Walking in a dark tunnel can be very depressing, even if one knows that, sooner or later, the tunnel will lead to a more pleasant surrounding. Sooner or later is, of course, a relative concept depending on a person's preparedness for the trip. Even with endurance, and the psychological and physical wherewithal for the confident continuation of the trip, a light ahead is always a pleasant sight. It gives hope that the tunnel leads to greener pastures, that it is not a blind bore to a bottomless pit. The light ahead creates the same feeling as seeing a rainbow at the far end of a bank of storm clouds.

Although it is too early to ascertain that the light is really the sunshine filtering through the end of the tunnel, there are signs for optimism regarding the employment and public image of chemists. In a previous ACS Comment, "United We Stand" (C&EN, Jan. 9, 1995, page 32), I pointed out that the problems chemists face are difficult and that they require joint actions by all segments of our profession. It appears that the understanding between these segments is slow!y becoming stronger. Increasingly, people have started to realize that only close cooperation can solve the problems.

I was a member of the ACS Doctoral Education Task Force created in 1994 by former ACS President Ned Heindel, and it was very gratifying to see that members from both academe and industry recognized the gravity of problems concerning the education of chemistry professionals. It was agreed that we cannot continue with a business-as-usual attitude. Although there was still disagreement on the details, there was consensus that we must initiate changes in our higher education system. Task force members cautiously recognized that problems exist not only with the quality, but also with the quantity, of Ph.D. production and that these problems need to be addressed.

ACS President Ronald C. Breslow recently held a symposium in which representatives of various academic institutions were invited to discuss in detail these problems of education of chemistry Ph.D.s. Breslow found great understanding and cooperation. Immediate Past-President Brian M. Rushton devoted his term to an all-out effort to bring industrial leadership closer to the fold of the Society. It has been a long time in modem ACS history since three consecutive ACS presidents have worked in such cooperation to overcome common problems.

In 1995, 1 was also a member of another task force, this one concerning employment, chaired by ACS Region I Director James G. Bennett Jr. The task force searched for ways to help ACS members find employment and recommended the initiation of eight new projects for this purpose. The ACS Board of Directors, in great harmony, unanimously approved these projects and allocated financial resources for a quick start.

I wish I could report that the future is rosy for graduating students and downsized, middle-aged professionals, but the employment situation remains difficult. I have received numerous letters describing long, unsuccessful searches for jobs. Obviously, this is an area in which ACS has to concentrate effort because time is running out. If we do not stop downsizing, chemists will soon be confronted with the capsizing of their profession.

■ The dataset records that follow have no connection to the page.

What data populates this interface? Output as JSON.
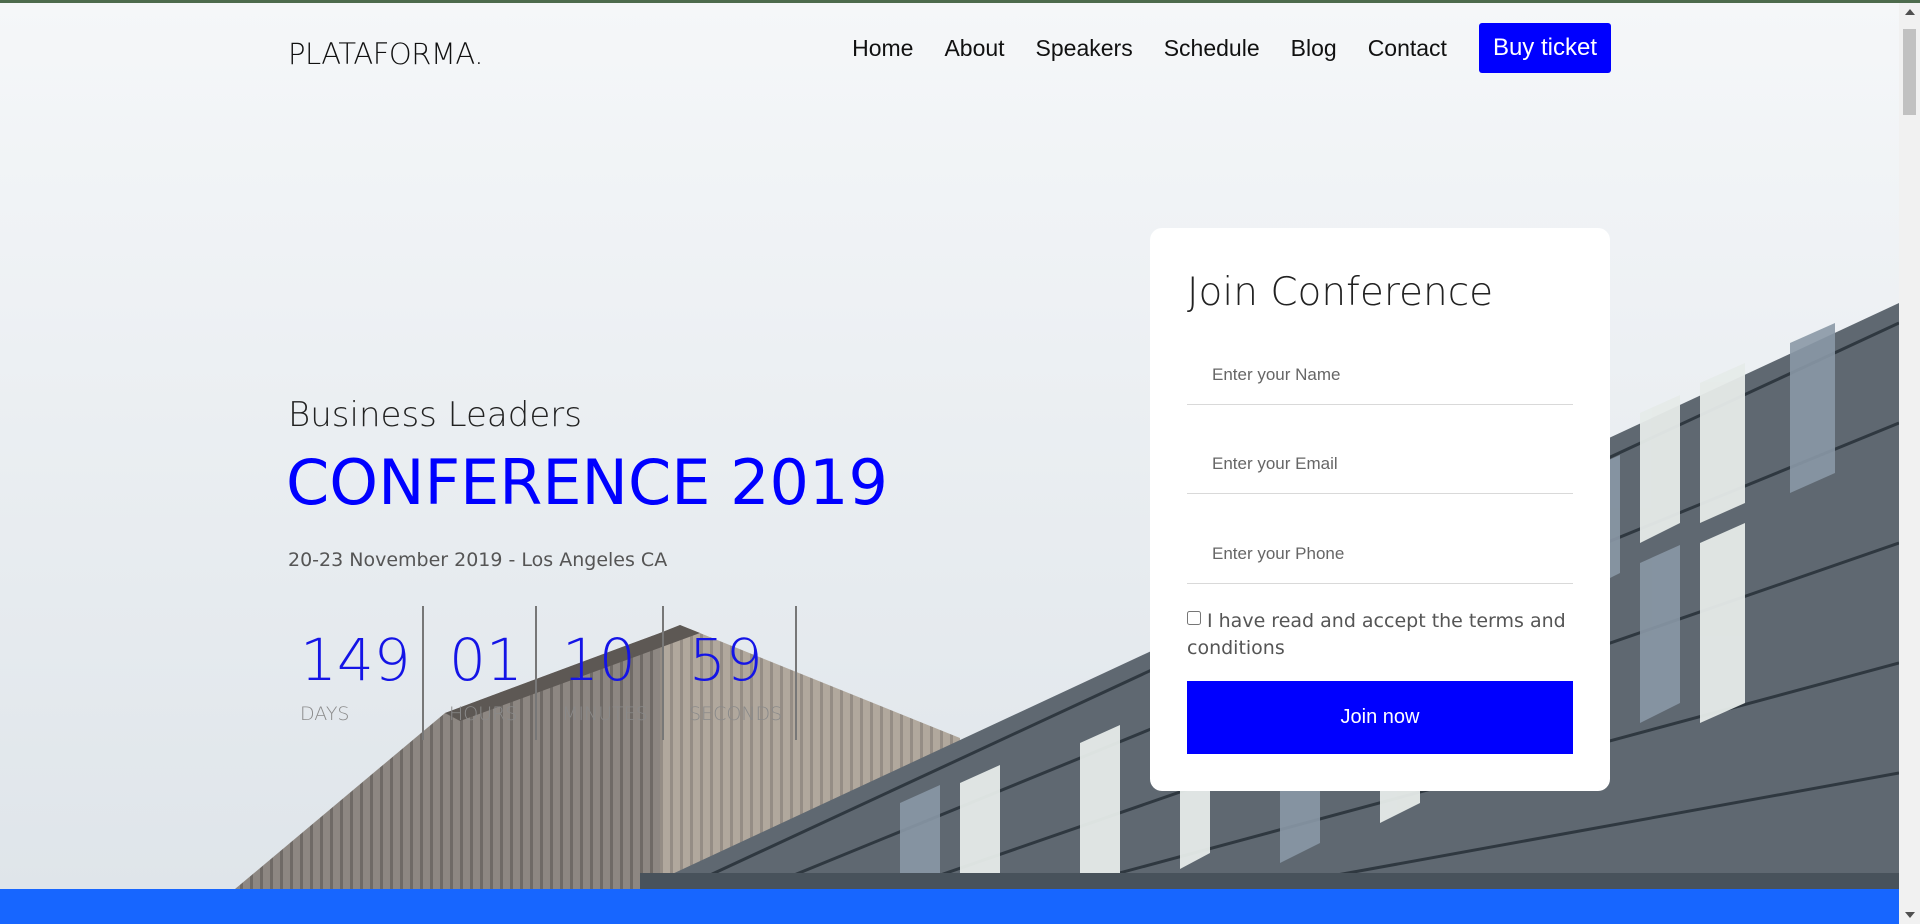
{
  "brand": {
    "logo": "PLATAFORMA."
  },
  "nav": {
    "items": [
      {
        "label": "Home"
      },
      {
        "label": "About"
      },
      {
        "label": "Speakers"
      },
      {
        "label": "Schedule"
      },
      {
        "label": "Blog"
      },
      {
        "label": "Contact"
      }
    ],
    "cta": "Buy ticket"
  },
  "hero": {
    "subtitle": "Business Leaders",
    "title": "CONFERENCE 2019",
    "date": "20-23 November 2019 - Los Angeles CA"
  },
  "countdown": [
    {
      "value": "149",
      "label": "DAYS"
    },
    {
      "value": "01",
      "label": "HOURS"
    },
    {
      "value": "10",
      "label": "MINUTES"
    },
    {
      "value": "59",
      "label": "SECONDS"
    }
  ],
  "form": {
    "title": "Join Conference",
    "name_placeholder": "Enter your Name",
    "email_placeholder": "Enter your Email",
    "phone_placeholder": "Enter your Phone",
    "terms_label": "I have read and accept the terms and conditions",
    "submit_label": "Join now"
  },
  "colors": {
    "accent": "#0000ff",
    "band": "#1766ff"
  }
}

Although we chemists and ACS members are still far from solving all of our problems, we can look to the future with cautious optimism. The long overdue cooperation in our ranks can ease the problems. However, we should not forget the past. The Santayana quotation, "Those who do not learn from history are condemned to relive it again," is barely 100 years old, but it has been valid throughout the history of mankind.

Anyone who believes in "Let it go, let it pass-the world goes by itself," is probably ready to make tropical sunshine out of a few faint but encouraging light rays at the end of the tunnel. Such people might claim that everything will be all right if we do not interfere any further with natural processes. Unfortunately, even those who were apprehensive of darkness are tempted to forget the problems on the first appearance of a more optimistic situation.

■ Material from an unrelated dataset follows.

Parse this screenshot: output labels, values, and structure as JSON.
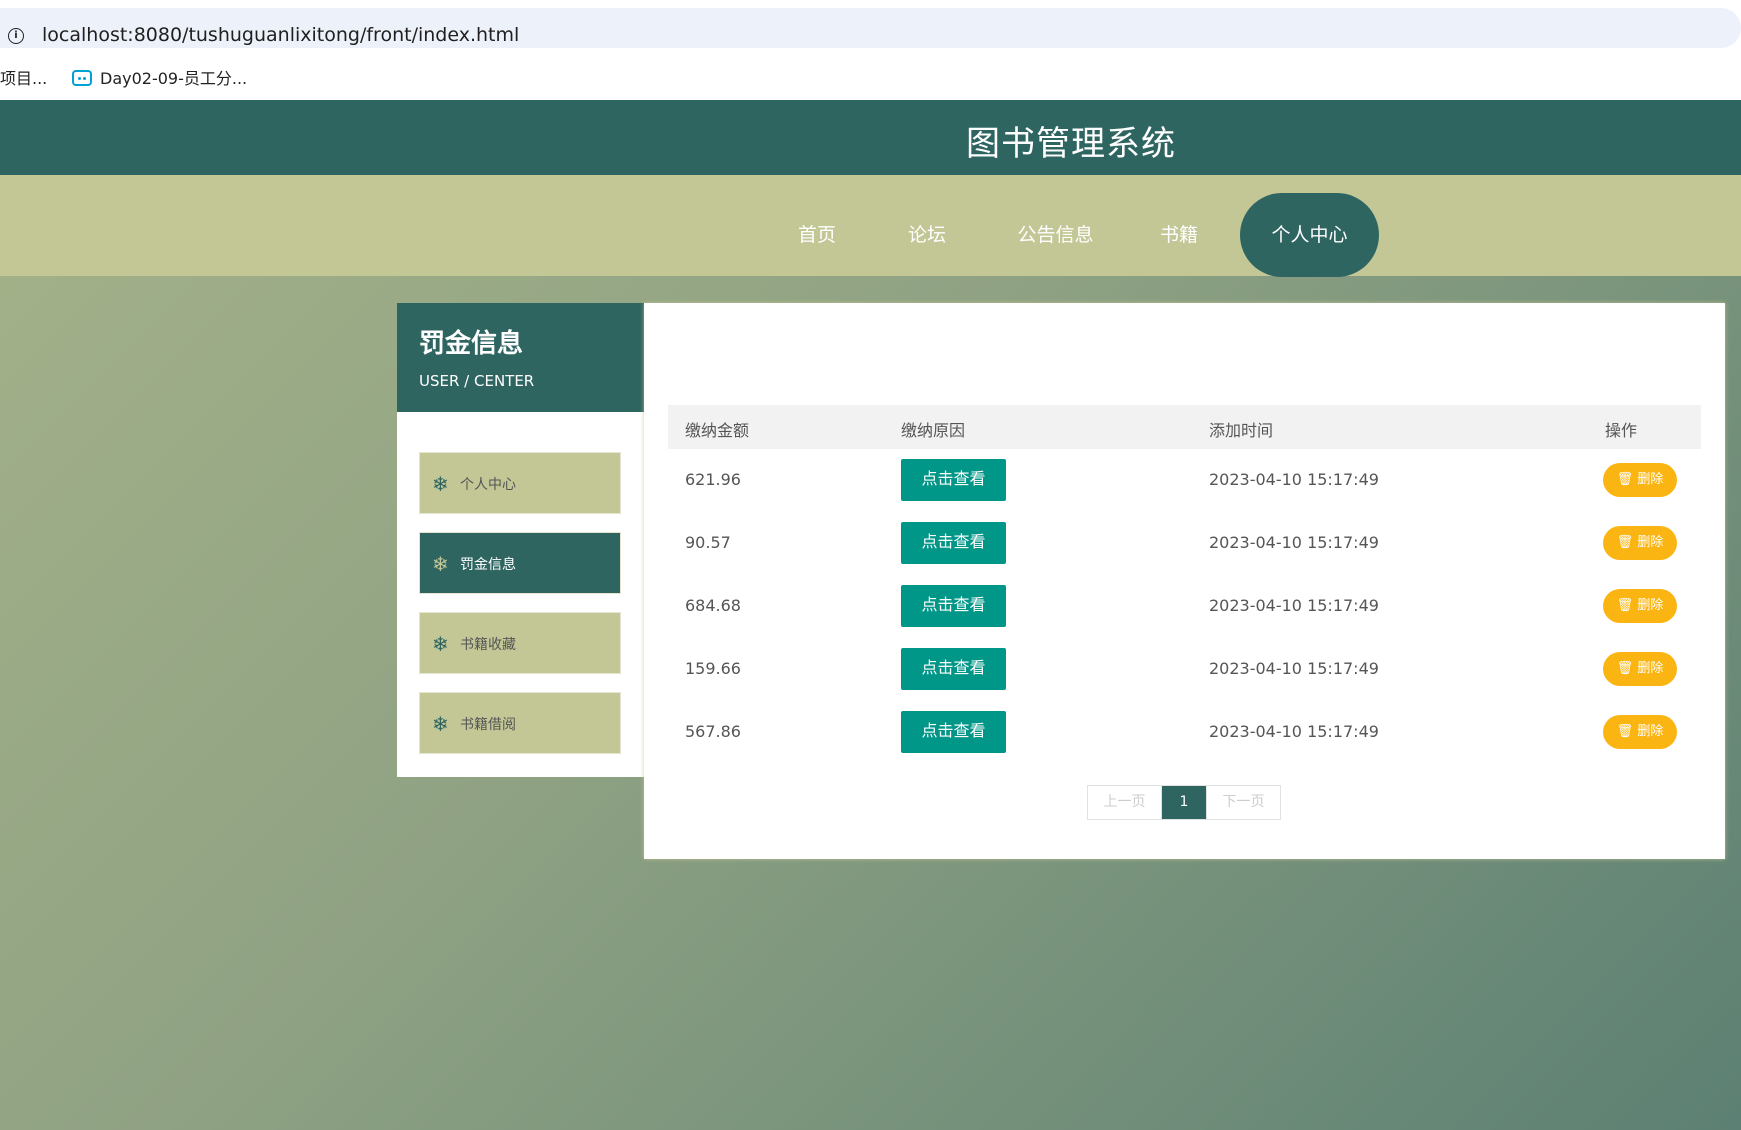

In general, people do not want to face any problem for a long time. They feel uncomfortable with bad news, whether it is real or not. It is interesting that a toothache frequently disappears just before the patient visits the dentist. Today, there is a similar feeling in our profession. As chemists face serious problems with perhaps complicated solutions, every little improvement can quickly bring out the idea that no further action is necessary. We are inclined to sweep the remaining problems under the rug.

But managing the problems of our profession-for that matter, managing the problems of any of the sciences -is similar to driving a car. We have to keep the car in the center of the lane. We cannot let go of the steering wheel. Even on a modem airplane, one equipped with the latest automatic pilot system, we still need pilots and navigators at every moment of flight. Problems in the chemistry profession were created because, in euphoric times, we did not want-or perhaps could not think about-possible future problems.

It is interesting that chemists work carefully with many chemicals under dangerous conditions always applying great precautions and planning against even low probability accidents. At the same time, we downplay the safety within our own profession. We must apply the principle of "better safe than sorry" here too. We must keep moving toward the light at the end of the tunnel. If we stop it will be a catastrophe. We must remember that the only time the light will come to us is when it is the light of an oncoming train.